Monday, October 01, 2012

Diaper Duds

My philosophical musings are different, now that I am a mom.

This morning, as I sip my herbal tea and watch the sun rise with my child hooked to my boob, I'm pondering why--in every pack of 50 diapers--there seems to be a handful of unrelaiable diaper duds.

These "diaper duds" look like all the others and are thus impossible to distinguish...until they've let you down. 

And while they look like a normal diaper, they have absolutely no ability to absorb or contain.  Rather, poop and pee topple out everywhere, from the sides and out the back and in every which direction so as to create the maximum mess.

Liam and I are annoyed by them.  They're responsible for 50% of the baby clothes and blankets now in the washer.  This morning, one cunning diaper dud even managed to soak through and ruin the cloth cover on Liam's swing.  He alerted me to the surprise problem with a loud, frustrated cry. 
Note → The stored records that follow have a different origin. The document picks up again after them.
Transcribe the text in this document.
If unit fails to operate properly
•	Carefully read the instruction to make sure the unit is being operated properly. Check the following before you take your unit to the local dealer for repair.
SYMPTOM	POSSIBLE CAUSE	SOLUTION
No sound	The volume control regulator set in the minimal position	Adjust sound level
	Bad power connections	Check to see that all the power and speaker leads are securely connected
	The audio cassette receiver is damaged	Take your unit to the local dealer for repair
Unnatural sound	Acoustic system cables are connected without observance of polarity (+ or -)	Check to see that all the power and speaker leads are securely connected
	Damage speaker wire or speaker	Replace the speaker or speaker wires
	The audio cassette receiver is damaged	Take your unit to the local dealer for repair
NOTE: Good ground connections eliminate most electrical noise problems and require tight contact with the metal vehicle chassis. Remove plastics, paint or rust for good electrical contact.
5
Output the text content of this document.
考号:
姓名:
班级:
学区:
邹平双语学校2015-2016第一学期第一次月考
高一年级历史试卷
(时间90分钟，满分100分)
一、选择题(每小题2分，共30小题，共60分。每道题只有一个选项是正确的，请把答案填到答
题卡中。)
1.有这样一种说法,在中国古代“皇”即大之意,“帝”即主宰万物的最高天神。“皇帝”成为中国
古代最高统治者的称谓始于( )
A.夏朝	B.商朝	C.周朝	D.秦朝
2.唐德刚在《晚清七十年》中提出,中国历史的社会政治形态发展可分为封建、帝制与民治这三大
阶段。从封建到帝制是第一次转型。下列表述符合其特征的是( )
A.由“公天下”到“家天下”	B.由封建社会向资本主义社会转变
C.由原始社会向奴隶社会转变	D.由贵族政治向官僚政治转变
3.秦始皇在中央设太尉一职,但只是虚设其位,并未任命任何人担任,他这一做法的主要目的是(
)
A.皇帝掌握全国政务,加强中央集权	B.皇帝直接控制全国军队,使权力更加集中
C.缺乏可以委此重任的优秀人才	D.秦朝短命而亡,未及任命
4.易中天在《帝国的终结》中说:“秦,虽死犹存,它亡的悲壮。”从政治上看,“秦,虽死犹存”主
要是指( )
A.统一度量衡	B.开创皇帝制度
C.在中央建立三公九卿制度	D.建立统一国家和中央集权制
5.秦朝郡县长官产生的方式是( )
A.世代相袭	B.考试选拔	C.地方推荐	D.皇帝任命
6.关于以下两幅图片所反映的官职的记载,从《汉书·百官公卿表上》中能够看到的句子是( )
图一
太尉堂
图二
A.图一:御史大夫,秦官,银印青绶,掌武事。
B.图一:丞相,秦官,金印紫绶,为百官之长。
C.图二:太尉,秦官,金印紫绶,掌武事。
He rather liked the outfit he was wearing, too.  I had just put him in it, and he looked adorable, and now we had to take it off already.  Ugh.

I know that Liam and I are not alone in our unfortunate encounters with diaper duds.  Several of my friends' children have endured surprise explosions at the most inconvenient of times.

As a math teacher on maternity leave who experiences periodic yet strong waves of desire for problem solving, number crunching, or probability calculations, I think I'll start some basic record-keeping in an effort to stay one step ahead of these pesky pants and predict their next downfall.  Wish me luck.